Seven customer experience goals for multichannel evolution

4th May 2016

The millennial age is driving customer expectations for organisations to deliver multichannel customer service and sales interactions. Effortless customer service across all channels is now more important than ever. A recent Gartner study found that failure to respond to social channels leads to a 15% increase in churn rate for existing customers, and Forrester Research revealed 63% of online consumers are more likely to return to a website offering live chat.

The evolution of contact centre strategy has made contact centres themselves more sophisticated and strategically important. Good enough just isn’t good enough anymore; customers are now more digitally aware. Having the Internet, quite literally, at their fingertips via smartphones and tablets, enables and empowers customers to research the best product, price and service in seconds. Inevitably, they will choose the company and channel that offers the easiest access to deliver their service or product of choice.  

The situation has been compared to fast-food restaurants having to adjust their processes to serve up drive-thru, walk-up, online and phone-in orders – so that the same service quality is consistently offered no matter which is chosen – all while still trying to satisfy as many appetites as possible, as quickly as possible.

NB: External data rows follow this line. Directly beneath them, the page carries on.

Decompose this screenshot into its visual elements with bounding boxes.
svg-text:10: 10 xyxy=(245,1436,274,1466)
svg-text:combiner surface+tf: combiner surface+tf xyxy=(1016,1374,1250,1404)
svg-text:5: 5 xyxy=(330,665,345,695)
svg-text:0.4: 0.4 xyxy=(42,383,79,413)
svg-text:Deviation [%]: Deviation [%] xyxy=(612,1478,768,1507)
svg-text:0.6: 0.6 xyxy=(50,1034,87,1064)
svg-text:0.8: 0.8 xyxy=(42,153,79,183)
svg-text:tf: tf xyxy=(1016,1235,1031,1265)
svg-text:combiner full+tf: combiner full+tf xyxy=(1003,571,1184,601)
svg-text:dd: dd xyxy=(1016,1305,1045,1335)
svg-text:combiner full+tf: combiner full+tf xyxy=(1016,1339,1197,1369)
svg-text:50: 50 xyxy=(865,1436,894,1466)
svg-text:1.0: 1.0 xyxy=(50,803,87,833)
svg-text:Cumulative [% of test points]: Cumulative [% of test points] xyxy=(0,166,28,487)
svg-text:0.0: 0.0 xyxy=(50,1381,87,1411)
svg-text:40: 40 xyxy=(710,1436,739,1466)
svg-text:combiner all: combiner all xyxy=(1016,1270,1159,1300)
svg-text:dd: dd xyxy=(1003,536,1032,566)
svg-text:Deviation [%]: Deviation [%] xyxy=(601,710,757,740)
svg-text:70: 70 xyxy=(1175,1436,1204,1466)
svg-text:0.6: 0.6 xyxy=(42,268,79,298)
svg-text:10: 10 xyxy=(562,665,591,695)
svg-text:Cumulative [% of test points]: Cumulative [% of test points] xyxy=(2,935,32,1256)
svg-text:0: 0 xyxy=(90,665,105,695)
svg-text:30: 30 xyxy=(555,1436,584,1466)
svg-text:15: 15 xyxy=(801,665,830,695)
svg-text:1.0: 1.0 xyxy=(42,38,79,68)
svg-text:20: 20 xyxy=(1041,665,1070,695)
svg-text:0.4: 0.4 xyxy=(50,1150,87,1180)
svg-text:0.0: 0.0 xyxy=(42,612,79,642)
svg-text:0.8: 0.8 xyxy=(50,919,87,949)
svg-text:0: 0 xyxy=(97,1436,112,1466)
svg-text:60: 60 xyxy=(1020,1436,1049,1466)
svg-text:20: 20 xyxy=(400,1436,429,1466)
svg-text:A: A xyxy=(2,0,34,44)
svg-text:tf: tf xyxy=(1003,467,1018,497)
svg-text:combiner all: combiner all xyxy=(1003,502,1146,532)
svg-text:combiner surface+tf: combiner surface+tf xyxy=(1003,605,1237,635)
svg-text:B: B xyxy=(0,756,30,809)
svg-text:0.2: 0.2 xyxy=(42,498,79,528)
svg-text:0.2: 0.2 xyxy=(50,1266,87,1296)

We’re not drawing direct parallels with junk food here; if anything the analogy works because organisations are targeting higher-class fare to be prepared as perfectly as it can be, engendering loyalty and generating value.

But the central principle remains the same: you don’t want silos. You want a single ‘kitchen’, committed to speed and accuracy. You want efficiency but not at the expense of quality. You want consistently great customer experiences that your customers will want to share.

The following seven customer experience goals are well worth achieving as you transform your contact centre for a multichannel future.

  1. Empower customers with flexible communications choices to employ as they wish. The use of traditional voice communications in customer interactions has declined significantly, with more customers opting to use email, social media and web chat.  
  2. Boost productivity by eliminating the inefficiencies of siloed processes for each communications channel. Customers are not only opting for different forms of communication, but are choosing to mix and match the channels they use. To communicate effectively with these customers, a linked up approach is required.
  3. Target customer experience indicators such as Net Promoter Score (NPS) or Customer Effort Scores (CES) that interrogate positivity and loyalty, rather than relying solely on agent performance metrics. With the increase in social media came the increase of sharing experiences and recommendations. Every interaction with a customer can lead to them becoming an advocate or otherwise…customer experience indicators will allow you to track both.
  4. Drive consistency of customer experience across all channels, by ensuring requisite resources and knowledge are deployed appropriately. There is no best way to interact with a customer. Agents on every channel should have the same level of knowledge and customer service expertise.
  5. Identify and escalate your most important customers and opportunities. This is a given – but remember, these customers and opportunities can reach you through any channel available to them…not just over the phone.
  6. Inspire happier agents who’ll stay employees for longer by equipping them with knowledge and communications capabilities at their fingertips (whether they work in a traditional contact centre or as part of the ever growing remote workforce).
  7. Harness multimedia customer habits and embrace change to avoid playing catch-up with future preferences. It’s important to focus on the channels and tools available today, but without an eye on what communication channel is around the corner, you’ll be in danger of neglecting your early adopter customers.

This last point is an interesting one. While any transformation to multichannel must centre on the concept of dissolving silos; this is a challenge made harder by the continuing emergence of new channels (and the movable feast of customer appetites governing whichever one they fancy using this time).  

Take Twitter, a breathtakingly effective consumer-to-brand communications mechanism, but a creator of organisational chaos if ever there was one. Many organisations found themselves driven by an urgent business imperative to cater for it first, and integrate it later. Today’s business environment is one where customers increasingly dictate how contact centres should work. The message coming through loud and clear is that few can afford to stand still for long. 

Of course not all customer groups are the same, so it isn’t necessarily the same for every contact centre. Each organisation needs to guide the design of its contact centre transformation by understanding the people its agents will interact with.

By taking control, aligning the contact centre with the needs of the business and engaging all stakeholders, including customers and agents, more businesses are now creating Omni-channel contact centres to differentiate themselves in the market - taking every opportunity to increase loyalty and upsell additional services. And as counter-intuitive as it sounds, many are managing to do this while saving costs. This happens when you successfully remove silos of activity, promote more efficient workflows and embrace the power of slick, intuitive automated self-service that customers enjoy using.

Self-service automation is a growing opportunity. Gartner predicts that, by 2020, the typical customer will manage 85% of their relationship with an enterprise without any human interaction – preferring instead to use automated self-service channels. As consumers, we all tend to disparage automated approaches as being somehow inferior to ‘the human touch’ – just look at our reaction to the supermarket self scanner telling us ‘no item found’! The evidence for what we actually do and gain value from, however, is very much to the contrary.